Vitamin A in cosmetics

(Date: December 2013. Version: 1)

This factsheet has been written for members of the public by the UK Teratology Information Service (UKTIS). UKTIS is a not-for-profit organisation funded by the UK Health Security Agency (UKHSA) on behalf of UK Health Departments. UKTIS has been providing scientific information to health care providers since 1983 on the effects that medicines, recreational drugs and chemicals may have on the developing baby during pregnancy.

What is it?

Vitamin A (retinol) and related compounds (e.g. ‘pro-vitamin A’/beta carotene) are common ingredients in everyday moisturisers, facial products and cosmetics.

Is it safe to use cosmetics that contain vitamin A during pregnancy?

No studies have been carried out which examine whether cosmetics containing vitamin A are safe to use during pregnancy. However, the levels of vitamin A found in everyday cosmetic and skin care products are generally low. Additionally, because these products are applied to the skin, the amount of vitamin A that enters the mother’s bloodstream, and could potentially reach the baby in the womb, is likely to be very small.

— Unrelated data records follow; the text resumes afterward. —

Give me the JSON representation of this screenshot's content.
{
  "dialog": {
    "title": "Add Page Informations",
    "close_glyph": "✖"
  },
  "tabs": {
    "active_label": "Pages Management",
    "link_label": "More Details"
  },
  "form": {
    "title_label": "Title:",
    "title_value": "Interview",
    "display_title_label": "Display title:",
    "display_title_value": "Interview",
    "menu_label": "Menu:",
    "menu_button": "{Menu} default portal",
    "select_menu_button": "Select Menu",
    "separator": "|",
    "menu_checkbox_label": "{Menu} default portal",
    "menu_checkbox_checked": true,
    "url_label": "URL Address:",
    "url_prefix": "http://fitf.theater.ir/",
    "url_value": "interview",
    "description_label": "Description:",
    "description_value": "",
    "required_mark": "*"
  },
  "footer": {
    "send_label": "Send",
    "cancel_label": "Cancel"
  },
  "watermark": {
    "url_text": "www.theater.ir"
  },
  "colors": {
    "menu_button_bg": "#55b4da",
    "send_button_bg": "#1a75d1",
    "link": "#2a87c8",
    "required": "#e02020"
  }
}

It is therefore unlikely that the amount of vitamin A in everyday moisturisers or cosmetics will pose a risk to your unborn baby. 

Because high levels of vitamin A in pregnancy can harm a developing baby it is always important to read the product leaflet and to avoid products from unknown suppliers, e.g. unbranded products sold on the internet. Use of ‘alternative medicines’ or ‘health products’ for which the ingredients are not clearly listed is also not advised as many of these products do not go through safety and quality control checks and may also contain other harmful substances.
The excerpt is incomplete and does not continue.